# I'm So Happy I've Graduated



## hey25 (Jul 30, 2009)

About a year and a half ago I made my first post here about me dealing with my social anxiety mostly related to giving presentations in college which as a Business major was a frequent occurrence. Anyway long story short I talked to my doctor, got a prescription for xanax and inderal, and survived my final year of college including about 15-20 presentations (and many many job interviews).

I just want to say now that I'm so happy it's over... NO MORE PRESENTATIONS! :clap:boogie:clap 


I got a great job with my own cube where I'll never have to give a presentation and when I do have to speak in front of people it's just a few that I'm comfortable with. It's so nice not having to worry about it all the time like during school. Unfortunately now I'm dealing with some different issues related to SA but that's my own fault.

All I wanted to say though is that it feels good to be done and anyone dealing with the issue now I'm sorry, but school's over eventually, and everyone had to go through it. Just get the meds like I did and you'll be almost fine!


----------



## kos (May 19, 2009)

Good for you!


----------



## layitontheline (Aug 19, 2009)

Great work man.  That's really awesome.


----------



## AussiePea (Mar 27, 2007)

Great that it worked out for you! School/uni etc can be really tough and it's very exciting to get it over with and actually be able to move onto things which you enjoy and i find that does a lot for confidence and general well being. Grats!


----------



## lyssado707 (Oct 29, 2004)

Congrats!


----------



## mooncake (Jan 29, 2008)

I can't wait to graduate... well, aside from the terror of then having to find a job. Knowing that I'm halfway through now and I'm edging closer towards never having to write another essay again is just about motivational enough to keep me going. Right now though, I'm extremely envious of you! 

Congratulations, both on graduating and on the job!


----------



## pita (Jan 17, 2004)

Nice to hear. Congratulations!


----------



## sarafinanickelbocker (May 16, 2010)

That all is wonderful. Congrats on graduating and on the new job that you like. Sounds like life is good.


----------



## hey25 (Jul 30, 2009)

Thanks guys. College wasn't all bad. I actually loved mostly everything else about it, it's just the public speaking was like my kryptonite.
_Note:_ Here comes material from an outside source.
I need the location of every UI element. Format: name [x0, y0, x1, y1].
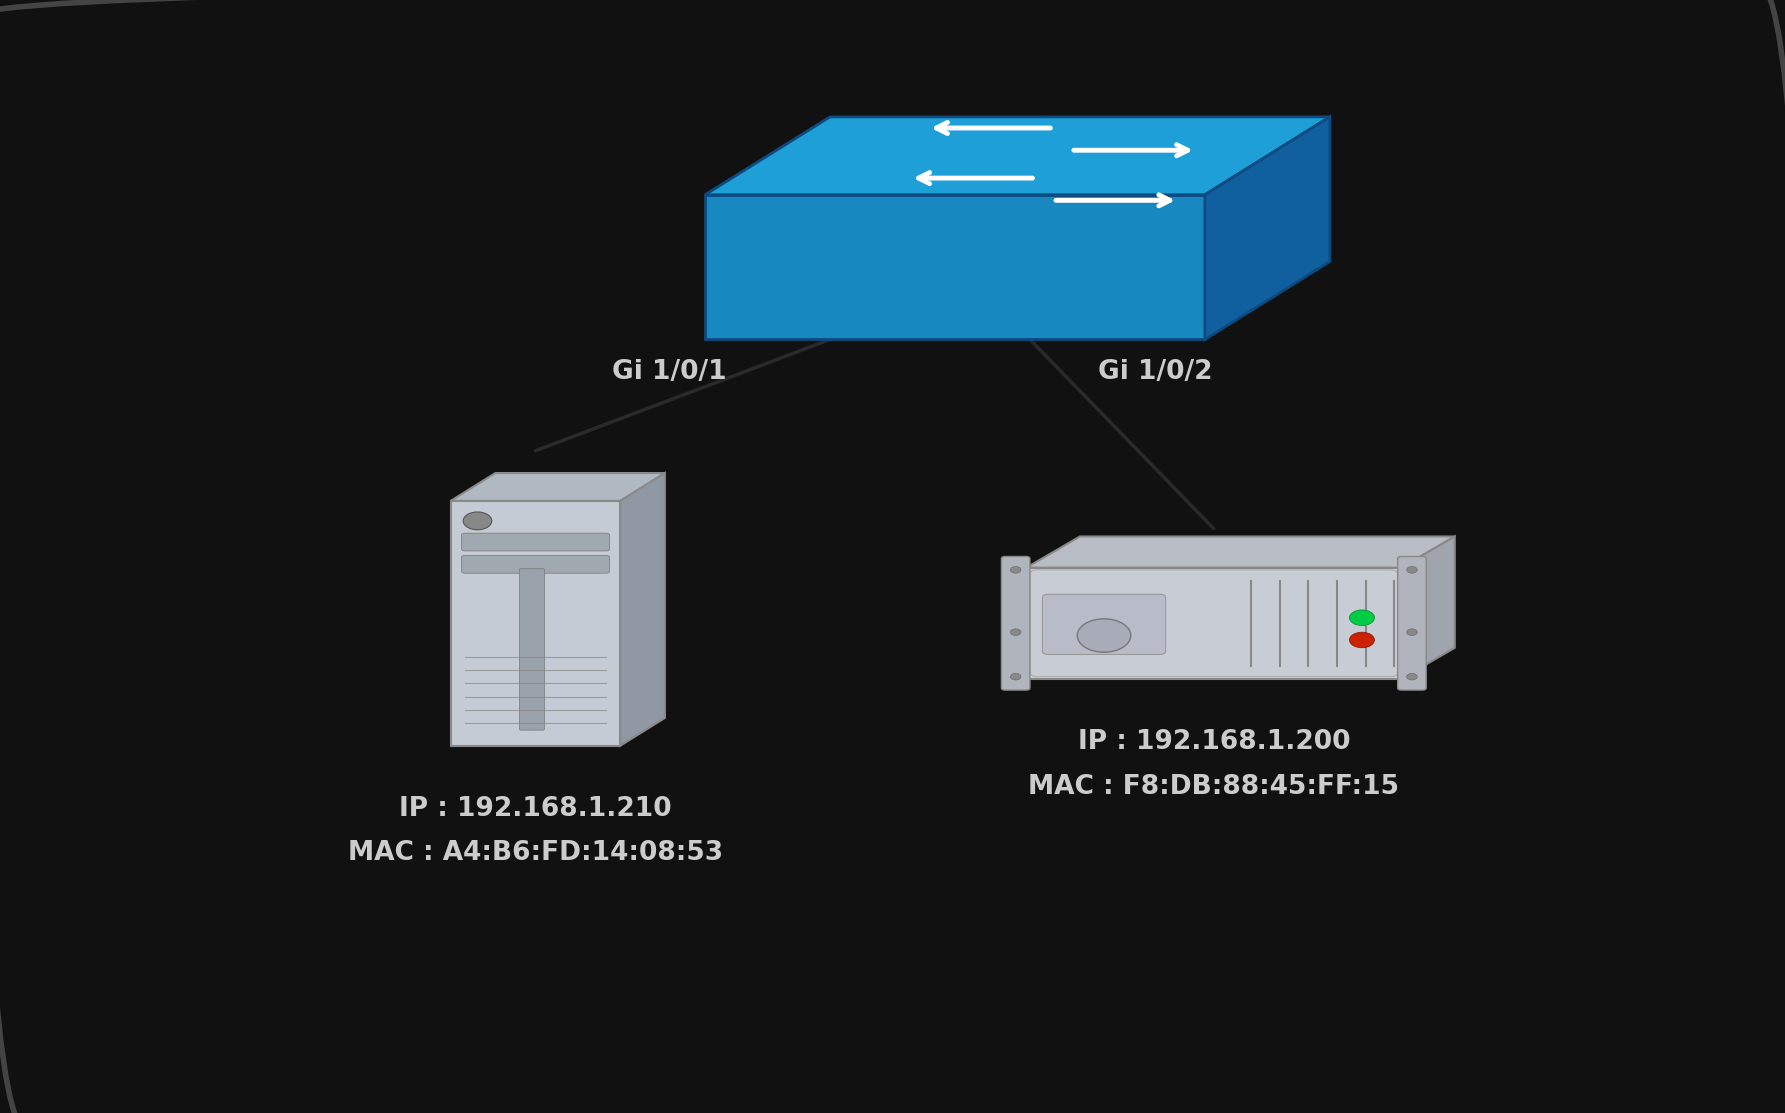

I will say coming here was a great help though- I got a lot of good advice about meds and reading other people's stories was good to hear I'm not alone.


----------



## Greg415 (Aug 24, 2010)

Congrats man. I'm going through the same thing right now in college. It helps to hear stories like this


----------



## nycdude (Mar 20, 2010)

Congrats dude.:clap:clap:clap:clap:clap


----------